Il a suffi d’un court message pour faire imploser en plein vol l’équipe tout juste constituée. Ulcéré par le retour surprise de Bruno Le Maire aux Armées, dont il n’était visiblement pas dans la confidence, Bruno Retailleau dénonce, le 5 octobre, un gouvernement qui ne «reflète pas la rupture promise» avec le macronisme. Le patron de la droite vient pourtant d’être reconduit sans surprise à Beauvau, où il jouit d’une popularité nouvelle depuis plus d’un an.

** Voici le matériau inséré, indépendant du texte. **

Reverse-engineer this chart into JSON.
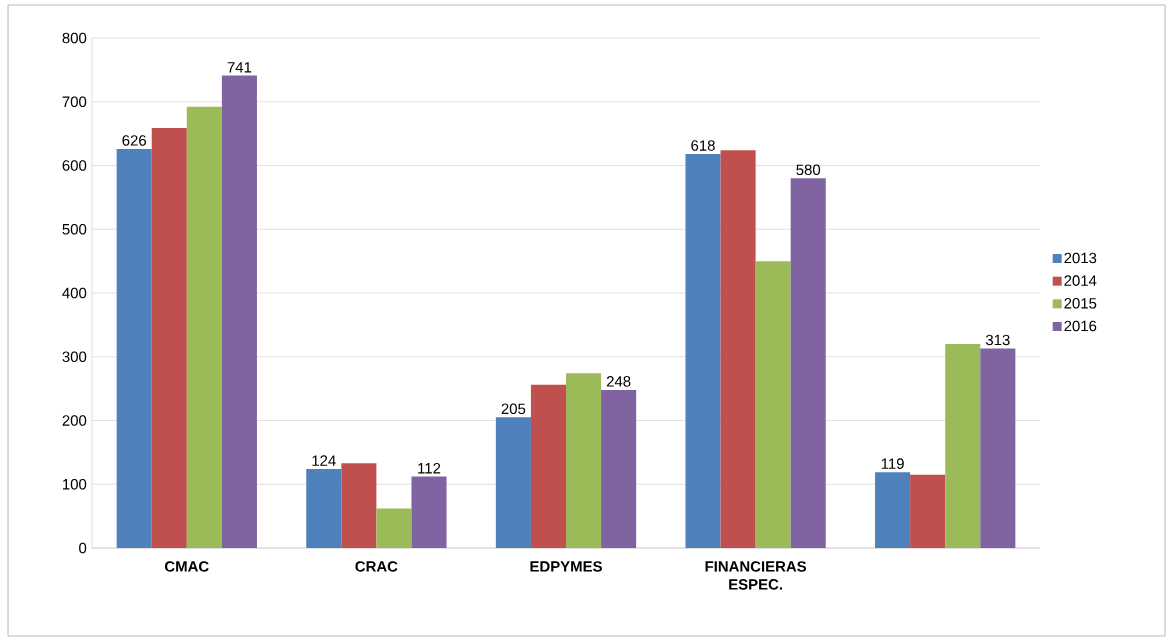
{
  "chart_data": {
    "type": "bar",
    "categories": [
      "CMAC",
      "CRAC",
      "EDPYMES",
      "FINANCIERAS ESPEC.",
      null
    ],
    "series": [
      {
        "name": "2013",
        "color": "#4f81bd",
        "values": [
          626,
          124,
          205,
          618,
          119
        ],
        "value_labels": [
          "626",
          "124",
          "205",
          "618",
          "119"
        ]
      },
      {
        "name": "2014",
        "color": "#c0504d",
        "values": [
          659,
          133,
          256,
          624,
          115
        ]
      },
      {
        "name": "2015",
        "color": "#9bbb59",
        "values": [
          692,
          62,
          274,
          450,
          320
        ]
      },
      {
        "name": "2016",
        "color": "#8064a2",
        "values": [
          741,
          112,
          248,
          580,
          313
        ],
        "value_labels": [
          "741",
          "112",
          "248",
          "580",
          "313"
        ]
      }
    ],
    "ylim": [
      0,
      800
    ],
    "yticks": [
      0,
      100,
      200,
      300,
      400,
      500,
      600,
      700,
      800
    ],
    "grid": "y",
    "legend": "right"
  }
}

Le lendemain, Sébastien Lecornu coupe court au psychodrame et remet sa démission au chef de l’État. Bruno Retailleau, pour lequel la confiance a été rompue, fait très vite savoir qu’il ne compte plus rempiler à son poste. Un revirement pour l’ancien sénateur, qui défendait jusqu’à présent la présence de ministres LR depuis la nomination de Michel Barnier. Le voilà donc sur la ligne de son éternel rival Laurent Wauquiez, qui s’est toujours opposé à une participation de la droite au gouvernement.

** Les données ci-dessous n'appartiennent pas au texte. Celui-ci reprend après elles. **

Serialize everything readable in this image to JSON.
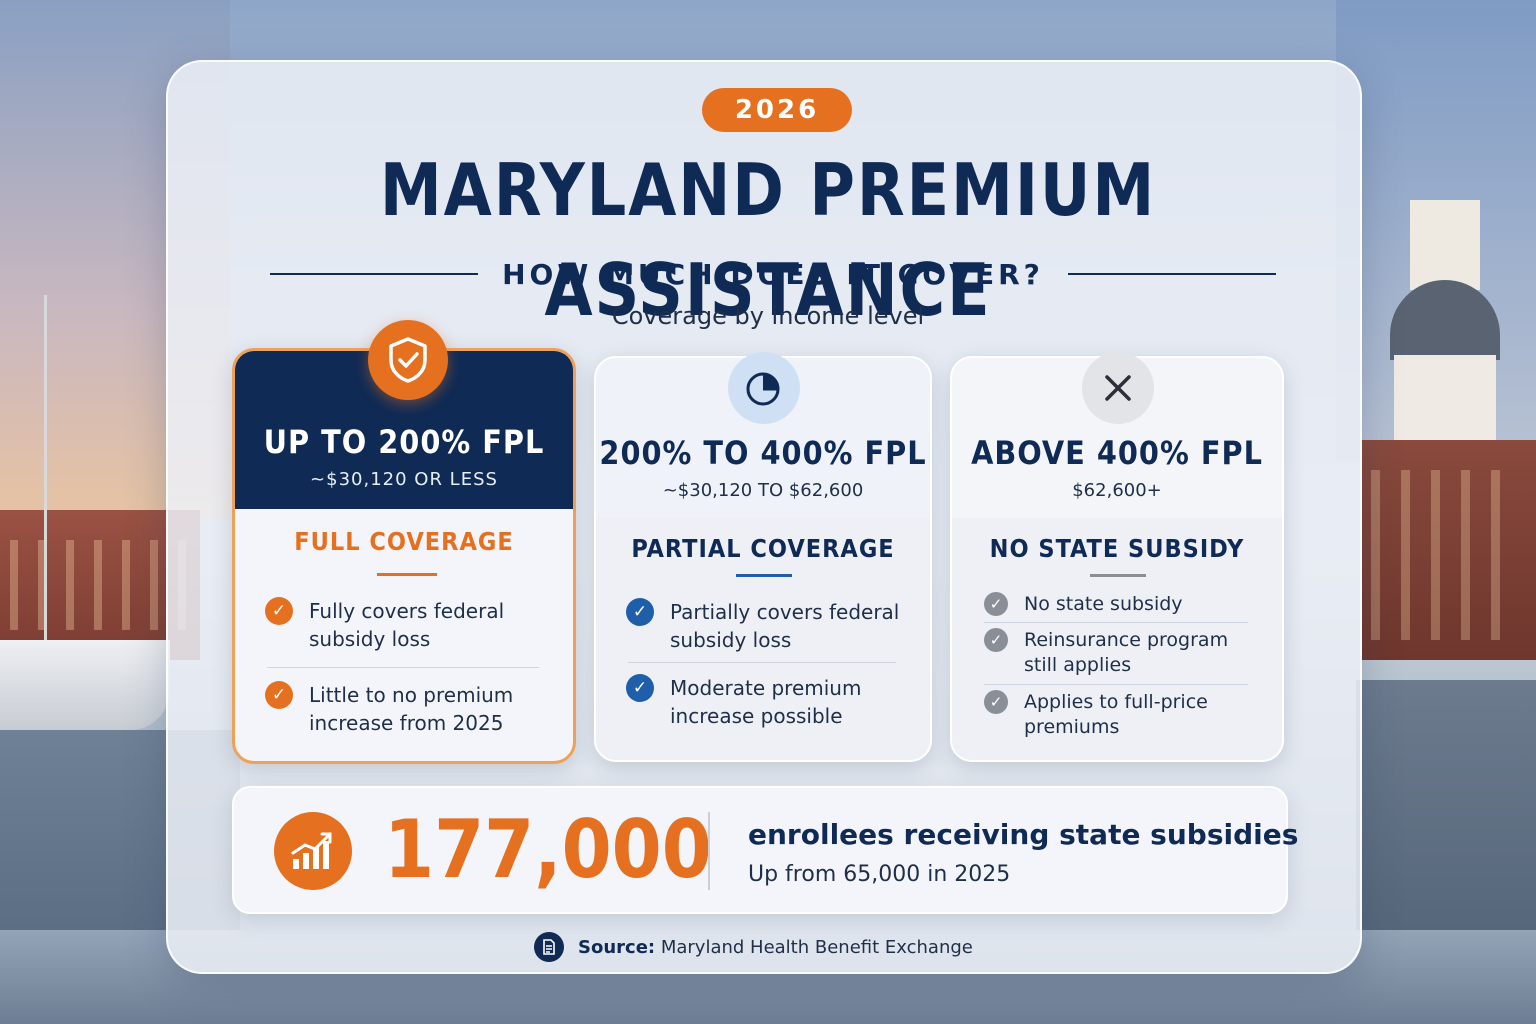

La reconduction du premier ministre sortant à Matignon finit d’enfoncer le clou. Le bureau politique de LR, convoqué en urgence le 10 octobre, acte un soutien sans participation à l’équipe «Lecornu 2» - même si, la veille, les députés ont voté pour la position inverse lors d’un scrutin interne. Six d’entre eux - dont l’ex-vice présidente de la formation, Annie Genevard - décident malgré tout de braver la consigne en montant à bord du nouveau gouvernement. «Les membres LR qui ont accepté d’entrer au gouvernement ne peuvent plus se réclamer de LR», réplique aussitôt Bruno Retailleau, le 12 octobre.

Quand celle qui a porté la réforme des retraites propose sa suspension

C’est peu dire que la volte-face a surpris plus d’un macroniste. Pendant que Sébastien Lecornu poursuit ses «ultimes négociations»Élisabeth Borne fait, la première, un pas de géant vers une suspension de la réforme des retraites. «Il faut savoir bouger, écouter et bouger», explique celle qui est encore ministre démissionnaire de l’Éducation nationale dans un entretien au Parisien, paru le 7 octobre.

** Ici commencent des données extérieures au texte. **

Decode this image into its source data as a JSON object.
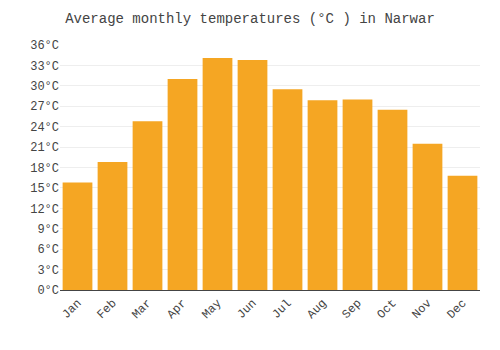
{
  "chart_data": {
    "type": "bar",
    "title": "Average monthly temperatures (°C ) in Narwar",
    "categories": [
      "Jan",
      "Feb",
      "Mar",
      "Apr",
      "May",
      "Jun",
      "Jul",
      "Aug",
      "Sep",
      "Oct",
      "Nov",
      "Dec"
    ],
    "values": [
      15.8,
      18.8,
      24.8,
      31.0,
      34.1,
      33.8,
      29.5,
      27.9,
      28.0,
      26.5,
      21.5,
      16.8
    ],
    "color": "#F5A623",
    "ylim": [
      0,
      36
    ],
    "yticks": [
      {
        "value": 0,
        "label": "0°C"
      },
      {
        "value": 3,
        "label": "3°C"
      },
      {
        "value": 6,
        "label": "6°C"
      },
      {
        "value": 9,
        "label": "9°C"
      },
      {
        "value": 12,
        "label": "12°C"
      },
      {
        "value": 15,
        "label": "15°C"
      },
      {
        "value": 18,
        "label": "18°C"
      },
      {
        "value": 21,
        "label": "21°C"
      },
      {
        "value": 24,
        "label": "24°C"
      },
      {
        "value": 27,
        "label": "27°C"
      },
      {
        "value": 30,
        "label": "30°C"
      },
      {
        "value": 33,
        "label": "33°C"
      },
      {
        "value": 36,
        "label": "36°C"
      }
    ],
    "grid": true
  }
}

La voilà donc prête à sacrifier le texte qu’elle a elle-même porté et fait adopter dans la douleur au printemps 2023. Peu importe si cette réforme impopulaire lui a valu en partie le surnom de «Madame 49.3», elle qui avait choisi de passer en force en recourant à cet outil constitutionnel. L’ex-première ministre assume de rouvrir ce dossier explosif au nom de «la stabilité du pays», justifie-t-elle. Un revirement personnel et non concerté avec l’Élysée, assure alors l’entourage présidentiel.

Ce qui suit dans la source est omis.